The prevailing mood was one of bewilderment, anger and resentment, summed up by Victor Ivanov as he railed against the 'locomotive of the global drug legalisation movement’ whose objective is to 'legalise transnational organised crime' (sic). Russia’s treatment system is notoriously harsh and patently ineffective, but Ivanov was, philosophically speaking, on home territory here, and nobody was going to interfere, even in the name of basic conceptual coherence. The attendees were characterised by a kind of bunker mentality, being quite convinced that they face a shadowy network of well-armed billionaires determined to distort the evidence and lead the public pied-piper style into a maelstrom of addiction and misery.

Nonetheless, the organisation’s own attitude toward evidence is ambivalent at best. ‘Drug policies are too important to be left to drug experts,’ opined WFAD president Sven Olov Carlsson, who also announced that the Russian representation was ‘especially welcome’.

Maria Larsson, Sweden’s Minister of Health, rose to confirm that every time she goes to the Commission on Narcotic Drugs in Vienna, she encounters ‘a co-ordinated campaign to liberalise drug laws’. The bloated coffers and highly organised cadres of a ruthless and conspiratorial opposition was a theme repeatedly invoked throughout the event.

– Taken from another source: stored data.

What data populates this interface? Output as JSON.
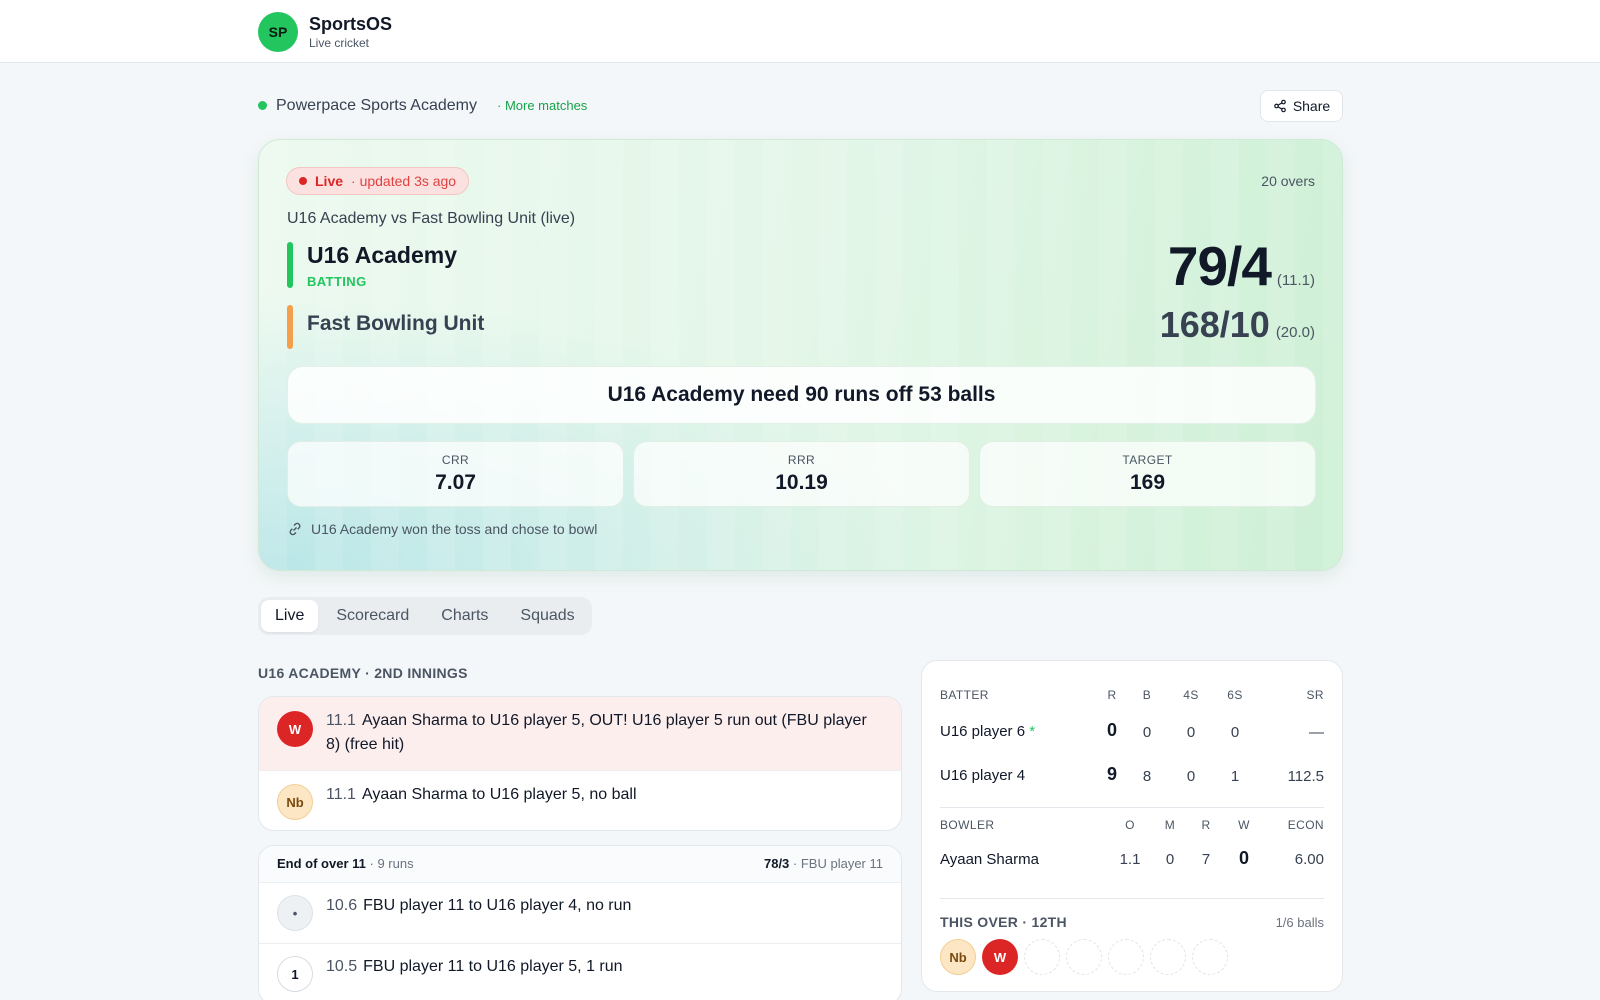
{
  "brand": {
    "logo_initials": "SP",
    "name": "SportsOS",
    "subtitle": "Live cricket"
  },
  "org": {
    "name": "Powerpace Sports Academy",
    "more_link": "· More matches",
    "share_label": "Share"
  },
  "match": {
    "live_label": "Live",
    "updated": "· updated 3s ago",
    "overs_total": "20 overs",
    "title": "U16 Academy vs Fast Bowling Unit (live)",
    "team1": {
      "name": "U16 Academy",
      "status": "BATTING",
      "score": "79/4",
      "overs": "(11.1)"
    },
    "team2": {
      "name": "Fast Bowling Unit",
      "score": "168/10",
      "overs": "(20.0)"
    },
    "equation": "U16 Academy need 90 runs off 53 balls",
    "stats": [
      {
        "label": "CRR",
        "value": "7.07"
      },
      {
        "label": "RRR",
        "value": "10.19"
      },
      {
        "label": "TARGET",
        "value": "169"
      }
    ],
    "toss": "U16 Academy won the toss and chose to bowl"
  },
  "tabs": [
    "Live",
    "Scorecard",
    "Charts",
    "Squads"
  ],
  "commentary": {
    "innings_label": "U16 ACADEMY · 2ND INNINGS",
    "balls_a": [
      {
        "badge": "W",
        "over": "11.1",
        "text": "Ayaan Sharma to U16 player 5, OUT! U16 player 5 run out (FBU player 8) (free hit)"
      },
      {
        "badge": "Nb",
        "over": "11.1",
        "text": "Ayaan Sharma to U16 player 5, no ball"
      }
    ],
    "over_end": {
      "title": "End of over 11",
      "runs": "· 9 runs",
      "score": "78/3",
      "bowler": "· FBU player 11"
    },
    "balls_b": [
      {
        "badge": "•",
        "over": "10.6",
        "text": "FBU player 11 to U16 player 4, no run"
      },
      {
        "badge": "1",
        "over": "10.5",
        "text": "FBU player 11 to U16 player 5, 1 run"
      }
    ]
  },
  "batting": {
    "headers": [
      "BATTER",
      "R",
      "B",
      "4S",
      "6S",
      "SR"
    ],
    "rows": [
      {
        "name": "U16 player 6",
        "star": "*",
        "r": "0",
        "b": "0",
        "fours": "0",
        "sixes": "0",
        "sr": "—"
      },
      {
        "name": "U16 player 4",
        "star": "",
        "r": "9",
        "b": "8",
        "fours": "0",
        "sixes": "1",
        "sr": "112.5"
      }
    ]
  },
  "bowling": {
    "headers": [
      "BOWLER",
      "O",
      "M",
      "R",
      "W",
      "ECON"
    ],
    "rows": [
      {
        "name": "Ayaan Sharma",
        "o": "1.1",
        "m": "0",
        "r": "7",
        "w": "0",
        "econ": "6.00"
      }
    ]
  },
  "this_over": {
    "label": "THIS OVER · 12TH",
    "balls_count": "1/6 balls",
    "balls": [
      "Nb",
      "W"
    ]
  },
  "colors": {
    "accent": "#22c55e",
    "wicket": "#dc2626",
    "team2": "#f59e4b"
  }
}
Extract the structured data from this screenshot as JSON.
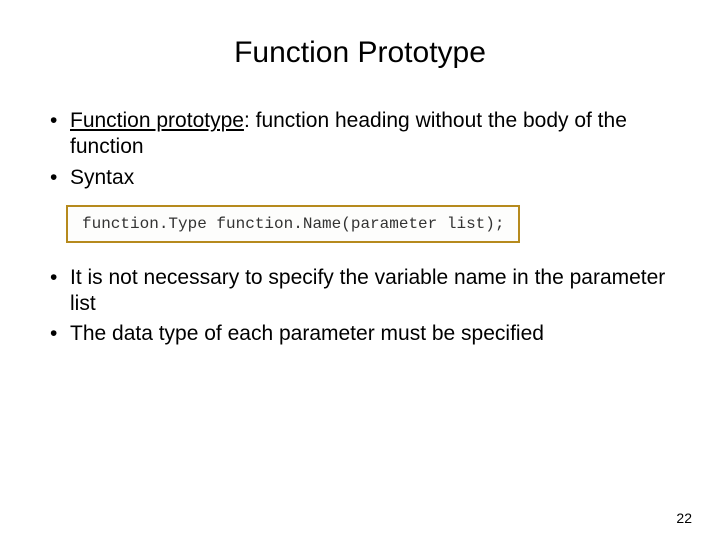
{
  "title": "Function Prototype",
  "bullets_top": [
    {
      "term": "Function prototype",
      "rest": ": function heading without the body of the function"
    },
    {
      "term": "",
      "rest": "Syntax"
    }
  ],
  "code": "function.Type function.Name(parameter list);",
  "bullets_bottom": [
    "It is not necessary to specify the variable name in the parameter list",
    "The data type of each parameter must be specified"
  ],
  "page_number": "22"
}
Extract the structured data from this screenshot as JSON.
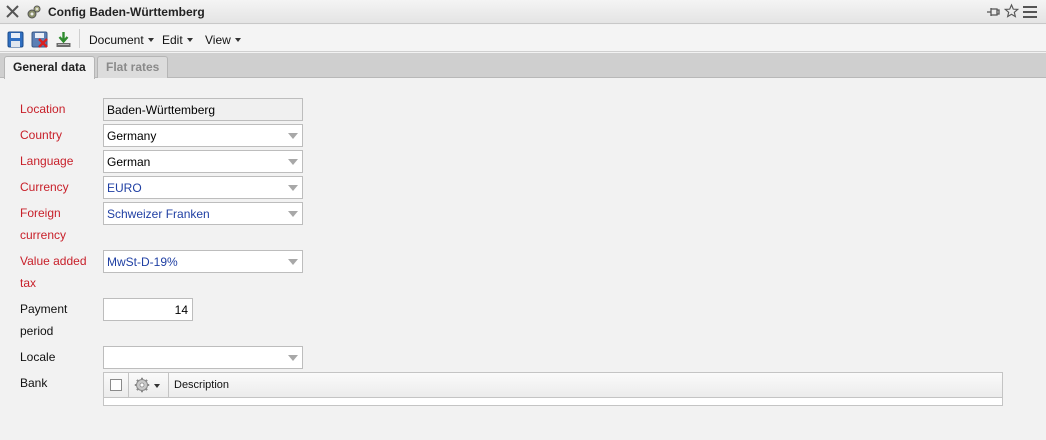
{
  "window": {
    "title": "Config Baden-Württemberg",
    "icons": [
      "close-icon",
      "config-icon",
      "pin-icon",
      "star-icon",
      "menu-icon"
    ]
  },
  "toolbar": {
    "icons": [
      "save-icon",
      "delete-icon",
      "download-icon"
    ],
    "menus": {
      "document": "Document",
      "edit": "Edit",
      "view": "View"
    }
  },
  "tabs": {
    "general": "General data",
    "flat_rates": "Flat rates"
  },
  "form": {
    "location": {
      "label": "Location",
      "value": "Baden-Württemberg"
    },
    "country": {
      "label": "Country",
      "value": "Germany"
    },
    "language": {
      "label": "Language",
      "value": "German"
    },
    "currency": {
      "label": "Currency",
      "value": "EURO"
    },
    "foreign_currency": {
      "label_line1": "Foreign",
      "label_line2": "currency",
      "value": "Schweizer Franken"
    },
    "vat": {
      "label_line1": "Value added",
      "label_line2": "tax",
      "value": "MwSt-D-19%"
    },
    "payment_period": {
      "label_line1": "Payment",
      "label_line2": "period",
      "value": "14"
    },
    "locale": {
      "label": "Locale",
      "value": ""
    },
    "bank": {
      "label": "Bank",
      "column_description": "Description"
    }
  },
  "colors": {
    "required_label": "#c8202a",
    "link_value": "#1f3fa3"
  }
}
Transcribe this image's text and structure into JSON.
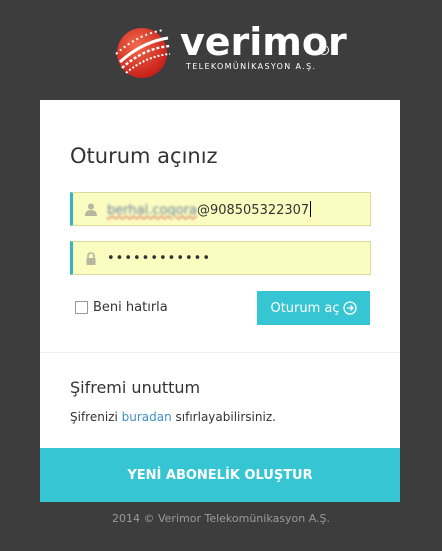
{
  "brand": {
    "name": "verimor",
    "registered": "R",
    "tagline": "TELEKOMÜNİKASYON A.Ş."
  },
  "login": {
    "title": "Oturum açınız",
    "email_blurred": "berhal.coqora",
    "email_suffix": "@908505322307",
    "password_value": "••••••••••••",
    "remember_label": "Beni hatırla",
    "submit_label": "Oturum aç"
  },
  "forgot": {
    "title": "Şifremi unuttum",
    "text_before": "Şifrenizi ",
    "link": "buradan",
    "text_after": " sıfırlayabilirsiniz."
  },
  "signup_label": "YENİ ABONELİK OLUŞTUR",
  "footer": "2014 © Verimor Telekomünikasyon A.Ş.",
  "colors": {
    "background": "#3d3d3d",
    "accent": "#36c6d3",
    "autofill": "#fbfdc0",
    "link": "#3f8fc7"
  },
  "icons": {
    "email": "user-icon",
    "password": "lock-icon",
    "submit": "arrow-circle-right-icon"
  }
}
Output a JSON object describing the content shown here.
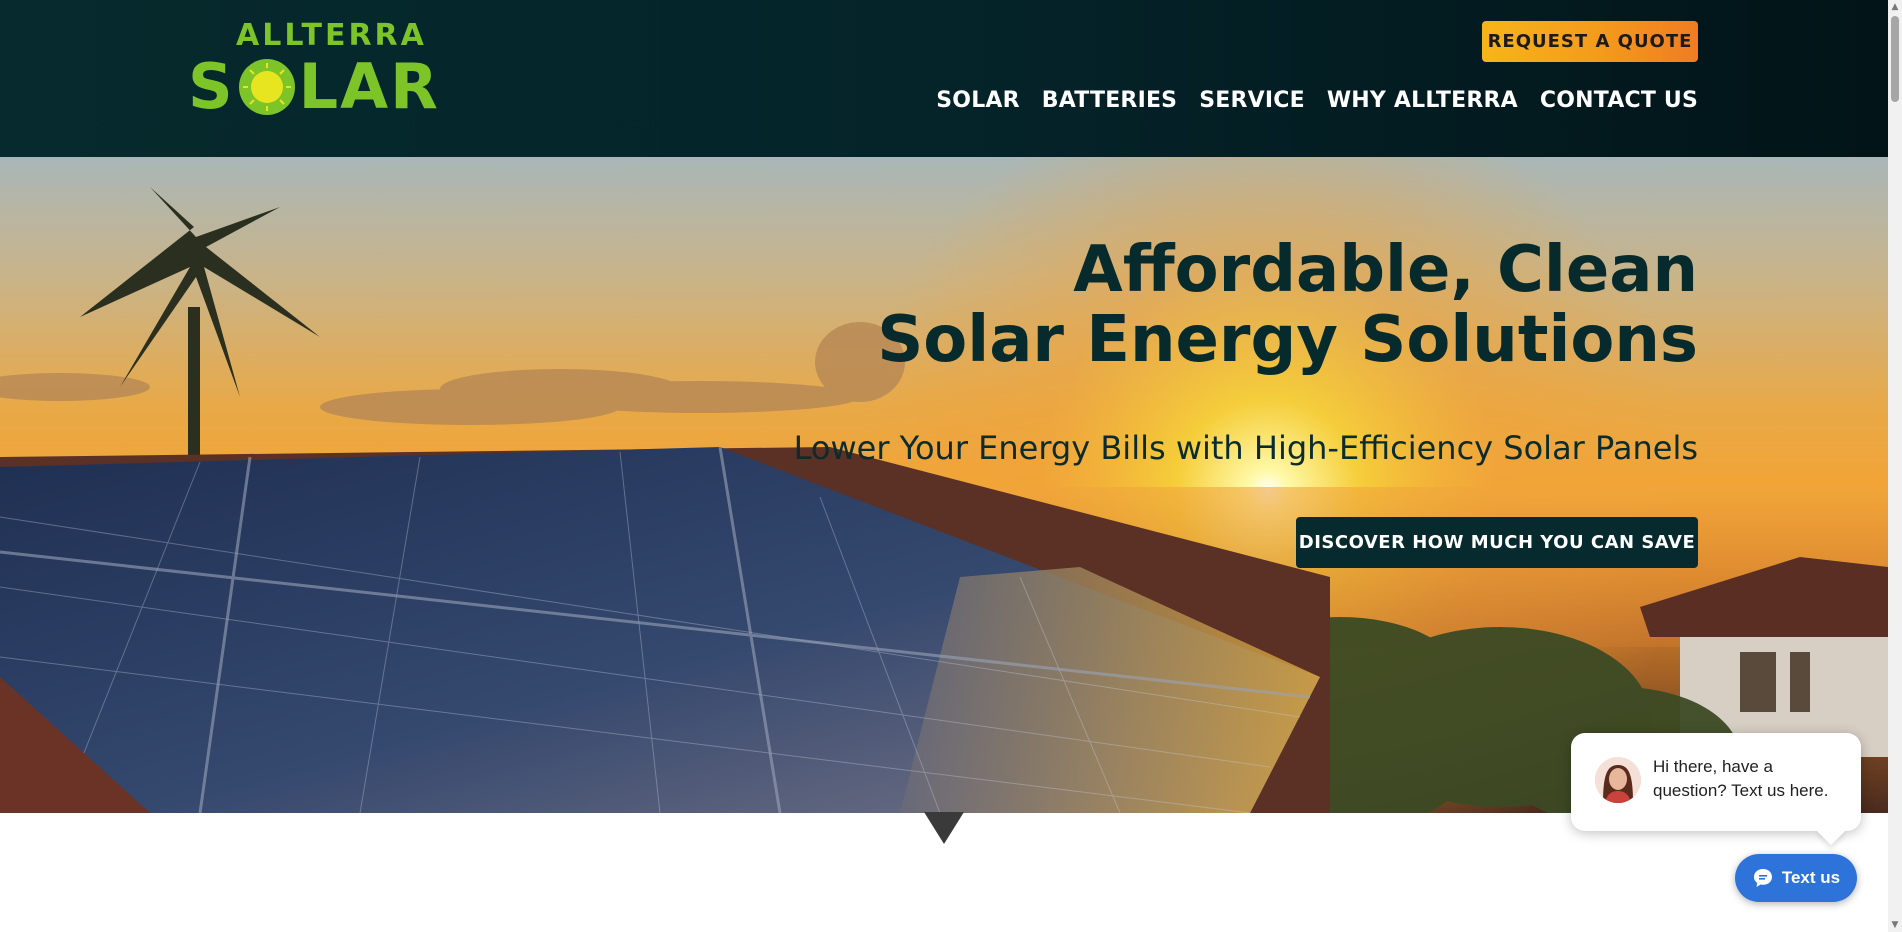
{
  "logo": {
    "top_text": "ALLTERRA",
    "s_letter": "S",
    "main_rest": "LAR"
  },
  "header": {
    "quote_button": "REQUEST A QUOTE",
    "nav": [
      "SOLAR",
      "BATTERIES",
      "SERVICE",
      "WHY ALLTERRA",
      "CONTACT US"
    ]
  },
  "hero": {
    "title_line1": "Affordable, Clean",
    "title_line2": "Solar Energy Solutions",
    "subtitle": "Lower Your Energy Bills with High-Efficiency Solar Panels",
    "cta": "DISCOVER HOW MUCH YOU CAN SAVE"
  },
  "chat": {
    "message": "Hi there, have a question? Text us here.",
    "button": "Text us",
    "icon": "chat-icon"
  },
  "colors": {
    "header_bg": "#062a2d",
    "brand_green": "#7cc427",
    "quote_orange": "#f49a1c",
    "chat_blue": "#2d73d9"
  }
}
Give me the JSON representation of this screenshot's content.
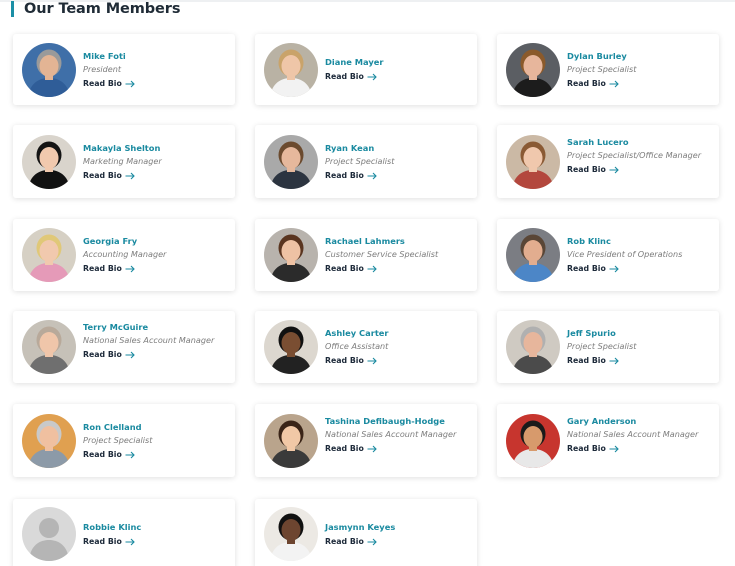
{
  "section_title": "Our Team Members",
  "read_bio_label": "Read Bio",
  "colors": {
    "accent": "#1a8aa0",
    "heading": "#1f2b36",
    "link": "#1d2a3a",
    "muted": "#7d7d7d"
  },
  "members": [
    {
      "name": "Mike Foti",
      "title": "President"
    },
    {
      "name": "Diane Mayer",
      "title": ""
    },
    {
      "name": "Dylan Burley",
      "title": "Project Specialist"
    },
    {
      "name": "Makayla Shelton",
      "title": "Marketing Manager"
    },
    {
      "name": "Ryan Kean",
      "title": "Project Specialist"
    },
    {
      "name": "Sarah Lucero",
      "title": "Project Specialist/Office Manager"
    },
    {
      "name": "Georgia Fry",
      "title": "Accounting Manager"
    },
    {
      "name": "Rachael Lahmers",
      "title": "Customer Service Specialist"
    },
    {
      "name": "Rob Klinc",
      "title": "Vice President of Operations"
    },
    {
      "name": "Terry McGuire",
      "title": "National Sales Account Manager"
    },
    {
      "name": "Ashley Carter",
      "title": "Office Assistant"
    },
    {
      "name": "Jeff Spurio",
      "title": "Project Specialist"
    },
    {
      "name": "Ron Clelland",
      "title": "Project Specialist"
    },
    {
      "name": "Tashina Defibaugh-Hodge",
      "title": "National Sales Account Manager"
    },
    {
      "name": "Gary Anderson",
      "title": "National Sales Account Manager"
    },
    {
      "name": "Robbie Klinc",
      "title": ""
    },
    {
      "name": "Jasmynn Keyes",
      "title": ""
    }
  ]
}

Robert Dupont, a former Whitehouse drug tsar, then attempted to underpin the proceedings with a platform of pseudo-science, describing drug addiction as a ‘chemical slavery’ grounded in the hijacking of the ‘mammalian brain’ (this part of the brain, he expounded helpfully, ‘is not the human brain’). Dupont crowned his intervention by proudly characterising the assembled crusaders as ‘modern Vikings’. There was a press conference given by representatives of the US, UK, Russia, Italy and Sweden, at which the press was prohibited from asking questions. The tone of the proceedings was eccentric, and at times frankly bizarre. It was deeply disturbing to witness Gus Jaspert, the Home Office representative, aligning the UK with this movement.

Four overall themes emerged as the weapons with which the WFAD plans to counter the machinations of George Soros and his fellow super villains.

  1. Use the language of human rights, which has up to now been commandeered by the harm reduction lobby.
  2. Talk to the public about children, especially the Convention on the Rights of the Child.
  3. Addiction is a 'chemical slavery'.
  4. The opposition is rich.

There was no new research, no examples, other than the Swedish, in which repressive prohibition has succeeded; the sole argument made was that 'drug legalisation' would make things even worse. The IDPC representative left with the impression that these people were obsessed with harm reductionists and legalisers, whom they believe are actively seeking to increase drug use. It was difficult to credit, listening in to the discussions of this angry and confused subculture, that almost all the world's governments agree with them.